Bressollette-Bodin et al. reported results showing that NCCR mutation or rearrangement was not present in patients with viremia or viruria [22]. It is unclear from their data whether they had sustained viremia or viruria. The number of samples with high titer viremia and viruria was lower than that of our patients and BKVAN was not observed. It is unclear whether this was due to the fact that their immunosuppression regimen was different than ours including a prednisone-free regimen and their follow-up was for only a year. Thus it cannot be concluded if and when their patients developed BKVAN and whether the NCCR mutation may have occurred.
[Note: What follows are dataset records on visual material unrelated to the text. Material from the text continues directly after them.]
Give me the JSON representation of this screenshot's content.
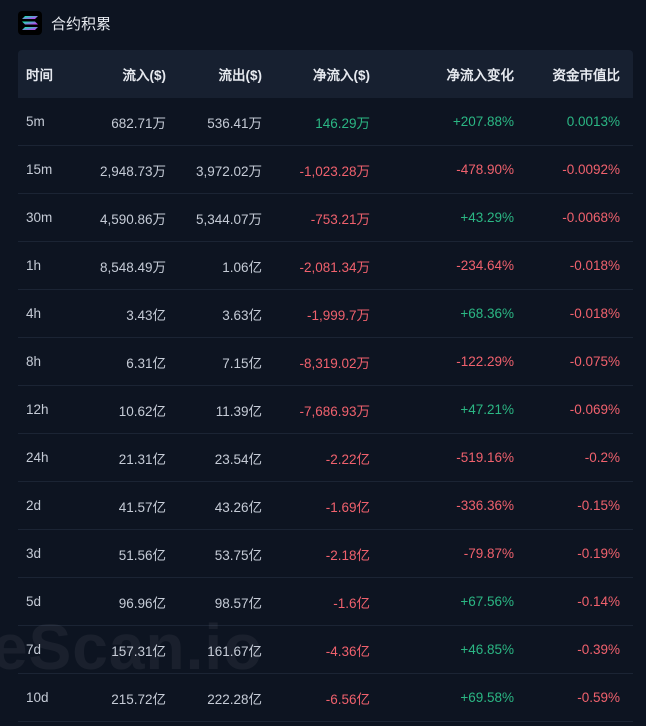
{
  "header": {
    "title": "合约积累",
    "logo_icon": "solana-logo-icon"
  },
  "columns": [
    "时间",
    "流入($)",
    "流出($)",
    "净流入($)",
    "净流入变化",
    "资金市值比"
  ],
  "rows": [
    {
      "time": "5m",
      "inflow": "682.71万",
      "outflow": "536.41万",
      "net": "146.29万",
      "change": "+207.88%",
      "ratio": "0.0013%",
      "net_dir": "pos",
      "change_dir": "pos",
      "ratio_dir": "pos"
    },
    {
      "time": "15m",
      "inflow": "2,948.73万",
      "outflow": "3,972.02万",
      "net": "-1,023.28万",
      "change": "-478.90%",
      "ratio": "-0.0092%",
      "net_dir": "neg",
      "change_dir": "neg",
      "ratio_dir": "neg"
    },
    {
      "time": "30m",
      "inflow": "4,590.86万",
      "outflow": "5,344.07万",
      "net": "-753.21万",
      "change": "+43.29%",
      "ratio": "-0.0068%",
      "net_dir": "neg",
      "change_dir": "pos",
      "ratio_dir": "neg"
    },
    {
      "time": "1h",
      "inflow": "8,548.49万",
      "outflow": "1.06亿",
      "net": "-2,081.34万",
      "change": "-234.64%",
      "ratio": "-0.018%",
      "net_dir": "neg",
      "change_dir": "neg",
      "ratio_dir": "neg"
    },
    {
      "time": "4h",
      "inflow": "3.43亿",
      "outflow": "3.63亿",
      "net": "-1,999.7万",
      "change": "+68.36%",
      "ratio": "-0.018%",
      "net_dir": "neg",
      "change_dir": "pos",
      "ratio_dir": "neg"
    },
    {
      "time": "8h",
      "inflow": "6.31亿",
      "outflow": "7.15亿",
      "net": "-8,319.02万",
      "change": "-122.29%",
      "ratio": "-0.075%",
      "net_dir": "neg",
      "change_dir": "neg",
      "ratio_dir": "neg"
    },
    {
      "time": "12h",
      "inflow": "10.62亿",
      "outflow": "11.39亿",
      "net": "-7,686.93万",
      "change": "+47.21%",
      "ratio": "-0.069%",
      "net_dir": "neg",
      "change_dir": "pos",
      "ratio_dir": "neg"
    },
    {
      "time": "24h",
      "inflow": "21.31亿",
      "outflow": "23.54亿",
      "net": "-2.22亿",
      "change": "-519.16%",
      "ratio": "-0.2%",
      "net_dir": "neg",
      "change_dir": "neg",
      "ratio_dir": "neg"
    },
    {
      "time": "2d",
      "inflow": "41.57亿",
      "outflow": "43.26亿",
      "net": "-1.69亿",
      "change": "-336.36%",
      "ratio": "-0.15%",
      "net_dir": "neg",
      "change_dir": "neg",
      "ratio_dir": "neg"
    },
    {
      "time": "3d",
      "inflow": "51.56亿",
      "outflow": "53.75亿",
      "net": "-2.18亿",
      "change": "-79.87%",
      "ratio": "-0.19%",
      "net_dir": "neg",
      "change_dir": "neg",
      "ratio_dir": "neg"
    },
    {
      "time": "5d",
      "inflow": "96.96亿",
      "outflow": "98.57亿",
      "net": "-1.6亿",
      "change": "+67.56%",
      "ratio": "-0.14%",
      "net_dir": "neg",
      "change_dir": "pos",
      "ratio_dir": "neg"
    },
    {
      "time": "7d",
      "inflow": "157.31亿",
      "outflow": "161.67亿",
      "net": "-4.36亿",
      "change": "+46.85%",
      "ratio": "-0.39%",
      "net_dir": "neg",
      "change_dir": "pos",
      "ratio_dir": "neg"
    },
    {
      "time": "10d",
      "inflow": "215.72亿",
      "outflow": "222.28亿",
      "net": "-6.56亿",
      "change": "+69.58%",
      "ratio": "-0.59%",
      "net_dir": "neg",
      "change_dir": "pos",
      "ratio_dir": "neg"
    }
  ],
  "watermark": "eScan.io",
  "colors": {
    "positive": "#2bb784",
    "negative": "#f0616d",
    "background": "#0d1421",
    "header_bg": "#172030"
  }
}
We found only minor changes in the NCCR region associated with sustained viremia. We did not observe any clinically evident BKV nephropathy. Thus, we could not determine whether changes in the BK-NCCR region might be associated with progression from sustained BK-viremia to BKVAN. Significantly, the peak viral load in our patients was lower than that in the study by Gosert et al. perhaps as a consequence of our clinical management of immunosuppressive reduction upon detection of BK-viremia [5]. Our interventional strategy of withdrawal of the antimetabolite and further reduction in immunosuppression with persistence of sustained viremia may have removed the selective pressure that would have led to rearrangements and subsequent development of BKVAN. There may also be a threshold of viral load that may determine tissue invasive disease, that is, a higher load being suggestive of aggressive disease with mutation or pathogenetic rearrangements in the NCCR.
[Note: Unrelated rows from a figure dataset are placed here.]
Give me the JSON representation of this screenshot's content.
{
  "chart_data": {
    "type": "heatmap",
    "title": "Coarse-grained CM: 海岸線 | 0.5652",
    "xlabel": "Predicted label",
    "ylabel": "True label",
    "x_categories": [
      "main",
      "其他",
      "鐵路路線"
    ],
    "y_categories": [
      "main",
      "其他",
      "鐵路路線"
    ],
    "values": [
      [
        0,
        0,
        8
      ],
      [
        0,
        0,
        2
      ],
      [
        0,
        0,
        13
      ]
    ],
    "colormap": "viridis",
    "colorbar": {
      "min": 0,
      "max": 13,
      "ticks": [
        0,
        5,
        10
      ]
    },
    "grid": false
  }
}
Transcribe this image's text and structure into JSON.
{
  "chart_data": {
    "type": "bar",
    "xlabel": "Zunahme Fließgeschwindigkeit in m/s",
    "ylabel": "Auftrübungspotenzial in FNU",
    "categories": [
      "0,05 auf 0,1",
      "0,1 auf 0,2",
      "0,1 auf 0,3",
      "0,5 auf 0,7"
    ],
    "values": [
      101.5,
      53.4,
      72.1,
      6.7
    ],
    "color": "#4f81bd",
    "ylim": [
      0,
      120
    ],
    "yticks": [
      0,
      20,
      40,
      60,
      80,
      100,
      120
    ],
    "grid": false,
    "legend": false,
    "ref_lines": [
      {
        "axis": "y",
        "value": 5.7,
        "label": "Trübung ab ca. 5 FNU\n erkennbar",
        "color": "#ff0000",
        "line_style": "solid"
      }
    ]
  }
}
The major limitation of this study is that there was no clinically evident BKVN; hence it cannot be assumed that if it had occurred, it may have resulted from changes in the NCCR. Given the serious impact of BK viremia, we felt that it was unethical simply to follow the patients without intervention. Our strategy was successful in the short and long term and resulted in excellent clinical outcomes [16, 23, 27]. The current study provides translational and mechanistic support, at a genomic level, for our interventional approach. Although the sample size, 𝑛 = 1 1 , of patients with sustained viremia, a surrogate of BKVAN, is small, it is the largest such assessment to date looking at whether NCCR arrangements are associated with sustained viremia.

4. Conclusion

Sustained viremia in our study in association with significant immunosuppression withdrawal upon detection of BK viremia was not associated with rearrangement and/or sequence variation in the NCCR region of the BK virus. Our findings do not exclude the possibility of an association between transition from sustained BK viremia to BKVAN based on NCCR rearrangement or sequence variation. Our data, however, support the effectiveness of a clinical interventional approach of withdrawal and reduction of immunosuppression upon detection of sustained BK-viremia for prevention of progression from sustained viremia to BKVAN that may have removed the immunosuppressive selective pressure for mutation of the virus that may have led to progression of disease.

Acknowledgments

This work was supported in part by Grants from the National Institute of Diabetes Digestive and Kidney Diseases (NIDDK) T32-DK062705- (IAM), K24-DK002886 (DCB) and P30-DK079333 (DCB). The authors would like to thank Dr. James M. Pipas, Professor, and Department of Biological Sciences University of Pittsburgh for interpretation of the changes seen in the NCCR region. They would also like to thank Dr. Daniel L. Bohl for his initial insight into the potential pathogenic role of changes in the BK-NCCR. They would also like to thank Kimberly Knolhoff for editorial and administrative assistance.